Para pelaku kerusuhan dapat dibagi atas tiga kelompok sebagai berikut:






1. Kelompok Provakator


Kelompok inilah yang menggerakkan massa, dengan memancing keributan, memberikan tanda-tanda tertentu pada sasaran, melakukan pengrusakan awal, pembakaran, mendorong penjarahan. Kelompok ini datang dari luar tidak berasal dari penduduk setempat, dalam kelompok kecil (lebih kurang belasan orang), terlatih (yang mempunyai kemampuan terbiasa menggunakan alat kekerasan), bergerak dengan mobilitas tinggi, menggunakan sarana transport (sepeda motor, mobil/Jeep) dan sarana komunikasi (HT/HP). Kelompok ini juga menyiapkan alat-alat perusak seperti batu, bom molotov, cairan pembakar, linggis dan lain-lain. Pada umumnya kelompok ini sulit dikenal, walaupun di beberapa kasus dilakukan oleh kelompok dari organisasi pemuda (contoh di Medan ditemukan keterlibatan langsung Pemuda Pancasila). Diketemukan fakta keterlibatan anggota aparat keamanan, seperti di Jakarta, Medan, dan Solo (data TGPF Kerusuhan Mei).


2. Massa Aktif

Massa dalam jumlah puluhan hingga ratusan, yang mulanya adalah massa pasif pendatang, yang sudah terprovokasi sehingga menjadi agresif, melakukan perusakan lebih luas termasuk pembakaran. Massa ini juga melakukan penjarahan pada toko-toko dan rumah. Mereka bergerak secara terorganisir.



3. Massa Pasif

Pada awalnya massa pasif lokal berkumpul untuk menonton dan ingin tahu apa yang akan terjadi. Sebagian dari mereka terlibat ikut-ikutan merusak dan menjarah setelah dimulainya kerusuhan, tetapi tidak sedikit pula yang hanya menonton sampai akhir kerusuhan. Sebagian dari mereka menjadi korban kebakaran.



Penyebab



Peristiwa kerusuhan tanggal 13-l5 Mei 1998 tidak dapat dilepaskan dari konteks dinamika sosial politik masyarakat Indonesia pada masa itu, yang ditandai dengan rentetan peristiwa Pemilu 1997, krisis ekonomi, Sidang Umum MPR RI Tahun 1998, demonstrasi simultan mahasiswa, penculikan para aktivis dan tertembaknya mahasiswa Trisakti. Pada peristiwa inilah rangkaian kekerasan yang berpola dan beruntun yang terjadi secara akumulatif dan menyeluruh, dapat dilihat sebagai titik api bertemunya dua proses pokok yakni proses pergumulan elit politik yang intensif yang terpusat pada pertarungan politik tentang kelangsungan rezim Orde Baru dan kepemimpian Presiden Suharto yang telah kehilangan kepercayaan rakyat dan proses cepat pemburukan ekonomi.

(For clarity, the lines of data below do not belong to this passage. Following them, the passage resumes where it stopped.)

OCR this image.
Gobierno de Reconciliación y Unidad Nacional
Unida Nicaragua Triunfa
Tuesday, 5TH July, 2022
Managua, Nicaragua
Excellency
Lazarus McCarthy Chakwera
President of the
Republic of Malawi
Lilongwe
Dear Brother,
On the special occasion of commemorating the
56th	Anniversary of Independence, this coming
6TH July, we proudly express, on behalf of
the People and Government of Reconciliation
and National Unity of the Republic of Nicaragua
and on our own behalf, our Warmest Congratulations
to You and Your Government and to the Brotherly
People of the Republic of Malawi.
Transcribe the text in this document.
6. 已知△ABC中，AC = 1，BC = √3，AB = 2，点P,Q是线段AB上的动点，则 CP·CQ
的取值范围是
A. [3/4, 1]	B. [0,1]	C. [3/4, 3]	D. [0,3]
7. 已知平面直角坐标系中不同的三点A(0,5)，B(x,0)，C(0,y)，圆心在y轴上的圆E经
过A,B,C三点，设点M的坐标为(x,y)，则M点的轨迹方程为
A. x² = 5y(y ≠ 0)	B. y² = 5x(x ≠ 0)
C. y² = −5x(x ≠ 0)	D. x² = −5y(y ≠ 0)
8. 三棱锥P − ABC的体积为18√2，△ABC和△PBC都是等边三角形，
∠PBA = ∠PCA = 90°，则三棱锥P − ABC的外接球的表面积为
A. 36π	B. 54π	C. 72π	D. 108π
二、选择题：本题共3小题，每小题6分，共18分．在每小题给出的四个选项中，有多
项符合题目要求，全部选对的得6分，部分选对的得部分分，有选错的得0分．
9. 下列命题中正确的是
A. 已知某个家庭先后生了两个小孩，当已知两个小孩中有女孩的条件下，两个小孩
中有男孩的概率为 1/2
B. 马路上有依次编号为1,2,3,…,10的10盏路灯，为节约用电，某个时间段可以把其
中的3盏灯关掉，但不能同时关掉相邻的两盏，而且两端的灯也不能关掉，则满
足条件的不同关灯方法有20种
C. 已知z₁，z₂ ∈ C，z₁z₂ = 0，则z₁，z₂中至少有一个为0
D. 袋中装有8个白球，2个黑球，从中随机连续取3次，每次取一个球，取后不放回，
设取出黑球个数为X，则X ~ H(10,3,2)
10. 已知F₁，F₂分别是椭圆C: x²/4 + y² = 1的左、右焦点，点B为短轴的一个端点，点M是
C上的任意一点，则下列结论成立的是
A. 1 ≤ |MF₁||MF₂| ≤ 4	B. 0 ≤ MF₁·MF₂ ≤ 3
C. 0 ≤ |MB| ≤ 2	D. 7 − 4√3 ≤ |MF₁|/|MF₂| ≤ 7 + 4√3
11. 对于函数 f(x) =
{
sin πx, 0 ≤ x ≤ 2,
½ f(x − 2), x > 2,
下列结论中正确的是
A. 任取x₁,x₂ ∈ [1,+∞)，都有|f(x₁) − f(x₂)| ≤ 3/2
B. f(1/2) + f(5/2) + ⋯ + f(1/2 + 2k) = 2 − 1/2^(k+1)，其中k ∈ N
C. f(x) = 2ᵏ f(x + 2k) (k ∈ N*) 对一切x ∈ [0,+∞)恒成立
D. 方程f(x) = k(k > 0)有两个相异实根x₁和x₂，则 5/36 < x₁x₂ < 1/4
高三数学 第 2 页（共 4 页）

Di bidang politik terjadi gejala yang mengindikasikan adanya pertarungan faksi-faksi intra elit yang melibatkan kekuatan-kekuatan yang ada dalam pemerintahan maupun masyarakat yang terpusat pada isu penggantian kepemimpinan nasional. Hal ini tampak dari adanya faktor dinamika politik seperti yang tampak dalam pertemuan di Makostrad tanggal 14 Mei 1998 antara beberapa pejabat ABRI dengan beberapa tokoh masyarakat, yang menggambarkan bagian integral dari pergumulan elit politik. Di samping itu dinamika pergumulan juga tampak pada tanggung jawab Letjen TNI Prabowo Subianto dalam kasus penculikan aktivis.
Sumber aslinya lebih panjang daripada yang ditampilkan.